Przybyliśmy do domu salwatorianów w sobotę wieczorem, gdy słońce kryło się za rozpościerającymi się wokół złocisto szarymi górami. Ojcowie podlewali ogród (bez czego trawa byłaby zupełnie żółta) i wykonywali inne przydomowe obowiązki. My poszliśmy nad jezioro fotografować zachód słońca, a następnego dnia wzięliśmy udział we Mszy świętej w języku albańskim, gdzie niemal dosłownie czuliśmy się jak na tureckim kazaniu. Kolację spędziliśmy wraz z ojcami przy polskich gołąbkach wersji albańskiej i smacznym, domowej roboty jogurcie, który tam nazywa się „kos”. Ja, jako że jestem z wykształcenia kucharzem, pomogłem w przygotowaniu posiłku; ojciec Artan nawet chciał abym z tego względu został u nich na dłużej. Później opowiedział nam jak pewnego razu, gdy był w Polsce i został zaproszony do pewnej parafii aby opowiedzieć o misjach w Albanii, parafianie byli zaskoczeni tym, że misjonarz nie był czarny, bo sadzili, że Albania to już Afryka (pocieszające jest to, że miało to miejsce jeszcze w latach 90 ubiegłego wieku).

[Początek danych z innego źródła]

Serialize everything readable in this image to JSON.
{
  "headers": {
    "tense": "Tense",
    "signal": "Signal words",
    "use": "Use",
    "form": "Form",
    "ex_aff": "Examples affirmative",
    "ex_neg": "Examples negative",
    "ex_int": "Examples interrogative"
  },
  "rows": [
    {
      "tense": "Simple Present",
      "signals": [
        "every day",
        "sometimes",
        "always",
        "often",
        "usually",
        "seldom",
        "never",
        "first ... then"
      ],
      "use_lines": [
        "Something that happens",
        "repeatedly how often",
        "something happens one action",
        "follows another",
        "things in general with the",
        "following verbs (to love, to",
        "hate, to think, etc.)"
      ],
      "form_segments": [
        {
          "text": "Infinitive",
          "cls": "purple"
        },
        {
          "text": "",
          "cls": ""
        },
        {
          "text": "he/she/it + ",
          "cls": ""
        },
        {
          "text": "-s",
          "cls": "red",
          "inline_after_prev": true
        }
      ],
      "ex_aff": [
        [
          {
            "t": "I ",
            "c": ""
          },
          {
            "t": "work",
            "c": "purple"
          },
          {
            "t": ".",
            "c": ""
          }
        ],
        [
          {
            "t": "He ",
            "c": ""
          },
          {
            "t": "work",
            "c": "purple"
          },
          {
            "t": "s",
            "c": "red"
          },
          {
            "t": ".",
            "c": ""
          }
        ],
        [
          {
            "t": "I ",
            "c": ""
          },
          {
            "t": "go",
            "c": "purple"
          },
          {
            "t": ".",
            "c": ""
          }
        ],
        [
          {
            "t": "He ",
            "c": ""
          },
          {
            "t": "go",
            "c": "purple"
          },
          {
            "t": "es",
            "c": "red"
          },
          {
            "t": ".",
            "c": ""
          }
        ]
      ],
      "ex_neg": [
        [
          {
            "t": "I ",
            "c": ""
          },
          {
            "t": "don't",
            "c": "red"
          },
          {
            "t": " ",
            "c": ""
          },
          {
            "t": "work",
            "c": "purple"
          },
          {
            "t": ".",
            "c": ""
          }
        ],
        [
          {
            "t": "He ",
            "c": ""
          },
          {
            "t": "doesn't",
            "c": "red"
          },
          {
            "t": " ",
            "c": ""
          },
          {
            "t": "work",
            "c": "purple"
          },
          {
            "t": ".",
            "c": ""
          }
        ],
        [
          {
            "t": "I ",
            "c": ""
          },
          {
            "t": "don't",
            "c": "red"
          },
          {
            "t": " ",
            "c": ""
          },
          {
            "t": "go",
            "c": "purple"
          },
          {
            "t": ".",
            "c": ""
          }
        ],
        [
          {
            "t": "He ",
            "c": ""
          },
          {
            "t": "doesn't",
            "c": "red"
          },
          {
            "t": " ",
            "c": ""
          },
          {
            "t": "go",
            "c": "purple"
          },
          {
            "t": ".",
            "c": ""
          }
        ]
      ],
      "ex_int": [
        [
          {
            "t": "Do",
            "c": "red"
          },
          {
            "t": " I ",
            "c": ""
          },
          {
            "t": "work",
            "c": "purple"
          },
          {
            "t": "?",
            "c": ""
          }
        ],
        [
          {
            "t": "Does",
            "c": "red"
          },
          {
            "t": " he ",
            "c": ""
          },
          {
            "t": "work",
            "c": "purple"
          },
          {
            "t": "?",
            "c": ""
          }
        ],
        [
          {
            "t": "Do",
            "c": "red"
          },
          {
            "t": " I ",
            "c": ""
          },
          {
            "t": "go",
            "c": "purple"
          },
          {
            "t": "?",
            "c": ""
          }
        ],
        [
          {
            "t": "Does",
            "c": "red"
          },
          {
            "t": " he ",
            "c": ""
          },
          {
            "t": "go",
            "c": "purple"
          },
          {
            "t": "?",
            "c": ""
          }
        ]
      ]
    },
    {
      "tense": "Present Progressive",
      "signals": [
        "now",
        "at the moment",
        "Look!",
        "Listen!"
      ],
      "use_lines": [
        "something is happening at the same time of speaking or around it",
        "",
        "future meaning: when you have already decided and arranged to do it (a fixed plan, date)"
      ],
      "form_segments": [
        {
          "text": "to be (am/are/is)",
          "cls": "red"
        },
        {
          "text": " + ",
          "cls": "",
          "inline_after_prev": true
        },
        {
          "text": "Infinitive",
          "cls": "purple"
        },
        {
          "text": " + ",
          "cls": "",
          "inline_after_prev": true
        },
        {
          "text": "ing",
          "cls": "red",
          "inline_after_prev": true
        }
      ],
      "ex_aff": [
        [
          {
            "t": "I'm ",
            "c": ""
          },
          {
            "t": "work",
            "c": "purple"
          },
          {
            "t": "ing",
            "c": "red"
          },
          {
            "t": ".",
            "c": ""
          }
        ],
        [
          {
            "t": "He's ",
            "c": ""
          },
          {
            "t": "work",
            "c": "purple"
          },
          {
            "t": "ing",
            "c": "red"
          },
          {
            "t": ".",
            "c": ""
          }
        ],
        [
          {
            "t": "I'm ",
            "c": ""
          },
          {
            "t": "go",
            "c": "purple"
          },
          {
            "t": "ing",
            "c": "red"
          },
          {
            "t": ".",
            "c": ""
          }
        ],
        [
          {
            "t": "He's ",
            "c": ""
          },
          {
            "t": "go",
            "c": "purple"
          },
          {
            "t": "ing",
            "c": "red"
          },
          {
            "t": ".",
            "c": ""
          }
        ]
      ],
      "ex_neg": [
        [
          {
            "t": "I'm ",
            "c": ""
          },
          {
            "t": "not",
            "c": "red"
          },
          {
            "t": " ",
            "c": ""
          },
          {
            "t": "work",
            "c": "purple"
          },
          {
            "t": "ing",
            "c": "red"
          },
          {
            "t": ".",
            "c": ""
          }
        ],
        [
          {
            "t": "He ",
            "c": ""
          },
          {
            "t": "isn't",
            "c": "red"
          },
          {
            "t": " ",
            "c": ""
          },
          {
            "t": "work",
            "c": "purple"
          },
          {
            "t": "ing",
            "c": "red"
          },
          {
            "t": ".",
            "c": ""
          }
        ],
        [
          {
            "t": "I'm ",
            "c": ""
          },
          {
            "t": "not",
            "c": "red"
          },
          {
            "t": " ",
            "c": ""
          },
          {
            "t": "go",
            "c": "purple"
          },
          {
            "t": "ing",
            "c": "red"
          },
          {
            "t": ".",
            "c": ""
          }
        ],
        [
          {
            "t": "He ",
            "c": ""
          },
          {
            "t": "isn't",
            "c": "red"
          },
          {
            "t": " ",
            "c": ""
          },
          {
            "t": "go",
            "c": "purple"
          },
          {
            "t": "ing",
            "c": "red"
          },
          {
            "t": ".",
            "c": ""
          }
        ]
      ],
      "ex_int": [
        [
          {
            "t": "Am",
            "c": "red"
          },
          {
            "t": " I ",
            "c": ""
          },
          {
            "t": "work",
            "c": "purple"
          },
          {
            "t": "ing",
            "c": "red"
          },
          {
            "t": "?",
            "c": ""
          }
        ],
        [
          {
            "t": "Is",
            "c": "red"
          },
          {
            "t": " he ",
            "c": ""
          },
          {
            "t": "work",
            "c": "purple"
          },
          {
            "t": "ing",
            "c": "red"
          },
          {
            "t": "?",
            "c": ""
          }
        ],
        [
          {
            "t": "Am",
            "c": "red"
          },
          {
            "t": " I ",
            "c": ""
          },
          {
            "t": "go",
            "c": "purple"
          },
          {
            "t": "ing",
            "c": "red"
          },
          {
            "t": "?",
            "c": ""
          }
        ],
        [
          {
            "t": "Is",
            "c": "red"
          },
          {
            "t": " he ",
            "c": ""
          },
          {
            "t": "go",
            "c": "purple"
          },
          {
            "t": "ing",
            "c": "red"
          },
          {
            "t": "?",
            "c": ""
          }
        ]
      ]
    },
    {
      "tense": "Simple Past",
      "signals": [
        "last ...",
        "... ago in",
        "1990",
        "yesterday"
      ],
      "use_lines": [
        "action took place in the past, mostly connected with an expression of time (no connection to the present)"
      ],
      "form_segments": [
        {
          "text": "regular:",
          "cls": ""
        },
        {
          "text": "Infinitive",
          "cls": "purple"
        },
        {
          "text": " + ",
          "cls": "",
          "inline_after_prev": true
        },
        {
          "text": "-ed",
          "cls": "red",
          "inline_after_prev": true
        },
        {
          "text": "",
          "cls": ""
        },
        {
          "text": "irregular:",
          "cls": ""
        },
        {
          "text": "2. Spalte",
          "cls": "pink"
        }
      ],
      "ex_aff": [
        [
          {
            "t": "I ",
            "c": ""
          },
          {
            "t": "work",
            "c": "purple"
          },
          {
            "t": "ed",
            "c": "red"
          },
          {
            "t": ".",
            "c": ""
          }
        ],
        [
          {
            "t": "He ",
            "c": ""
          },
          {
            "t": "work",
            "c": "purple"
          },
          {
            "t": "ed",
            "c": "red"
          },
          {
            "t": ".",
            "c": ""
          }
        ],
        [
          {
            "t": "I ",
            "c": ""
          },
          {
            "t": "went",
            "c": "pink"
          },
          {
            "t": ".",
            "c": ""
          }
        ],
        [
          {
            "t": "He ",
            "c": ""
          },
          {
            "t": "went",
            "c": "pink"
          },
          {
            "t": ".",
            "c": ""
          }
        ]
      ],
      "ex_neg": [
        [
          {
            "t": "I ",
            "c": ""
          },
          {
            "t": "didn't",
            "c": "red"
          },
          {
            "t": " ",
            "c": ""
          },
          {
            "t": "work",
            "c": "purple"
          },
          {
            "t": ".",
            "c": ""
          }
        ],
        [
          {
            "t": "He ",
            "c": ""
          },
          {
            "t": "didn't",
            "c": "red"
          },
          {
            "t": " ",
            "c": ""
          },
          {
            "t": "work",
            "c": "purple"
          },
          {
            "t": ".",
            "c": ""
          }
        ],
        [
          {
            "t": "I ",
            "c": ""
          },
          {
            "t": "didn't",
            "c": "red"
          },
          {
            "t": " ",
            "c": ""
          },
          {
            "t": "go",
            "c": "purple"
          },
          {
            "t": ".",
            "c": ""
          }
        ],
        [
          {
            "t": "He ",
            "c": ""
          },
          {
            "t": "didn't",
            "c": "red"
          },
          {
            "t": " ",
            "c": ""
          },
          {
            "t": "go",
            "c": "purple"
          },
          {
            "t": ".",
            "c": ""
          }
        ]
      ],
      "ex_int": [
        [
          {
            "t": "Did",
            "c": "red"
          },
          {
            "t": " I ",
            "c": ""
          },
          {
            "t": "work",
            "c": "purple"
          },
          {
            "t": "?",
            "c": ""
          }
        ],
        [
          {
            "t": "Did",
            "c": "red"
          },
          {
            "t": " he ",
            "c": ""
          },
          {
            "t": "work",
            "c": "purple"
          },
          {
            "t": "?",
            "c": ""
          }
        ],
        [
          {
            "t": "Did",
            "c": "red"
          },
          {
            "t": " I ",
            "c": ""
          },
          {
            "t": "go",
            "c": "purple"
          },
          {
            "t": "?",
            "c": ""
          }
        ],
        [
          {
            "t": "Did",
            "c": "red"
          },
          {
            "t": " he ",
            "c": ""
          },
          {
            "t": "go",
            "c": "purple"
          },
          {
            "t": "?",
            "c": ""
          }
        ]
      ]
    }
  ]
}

Zakonnicy zapraszają do siebie wszystkie osoby dobrej woli na wolontariat, aby pomóc w pracach misyjnych w Koplik. Polecamy odwiedzenie tego zgromadzenia, bo miejsce jest niesamowite a krajobraz przebogaty. My po krótkiej, ale wzbogacającej w wiedzę o różnicach kulturowych wizycie u ojców, udaliśmy się na południe Albanii.Z najdalszego miejsca w Albanii na wybrzeże nie ma więcej niż 150km, ale wspomniane drogi i ukształtowanie terenu powodują, że niestety to długa i niełatwa podróż. Duże miasta nie są obiektami naszego szczególnego zainteresowania, więc Tirana była tylko przystankiem przesiadkowym. Kierowaliśmy się do Sarandy, najniżej położonego kurortu Albanii u wybrzeży Morza Jońskiego, koło którego leży wyspa Korfu, gdzie co roku przylatują tłumy wakacyjnych turystów by spędzić wolny czas na leżaku. Na nasze szczęście Albania w październiku nie jest już tak popularna jak latem. Mimo to, można popływać w morzu i przywieźć do Polski październikową opaleniznę.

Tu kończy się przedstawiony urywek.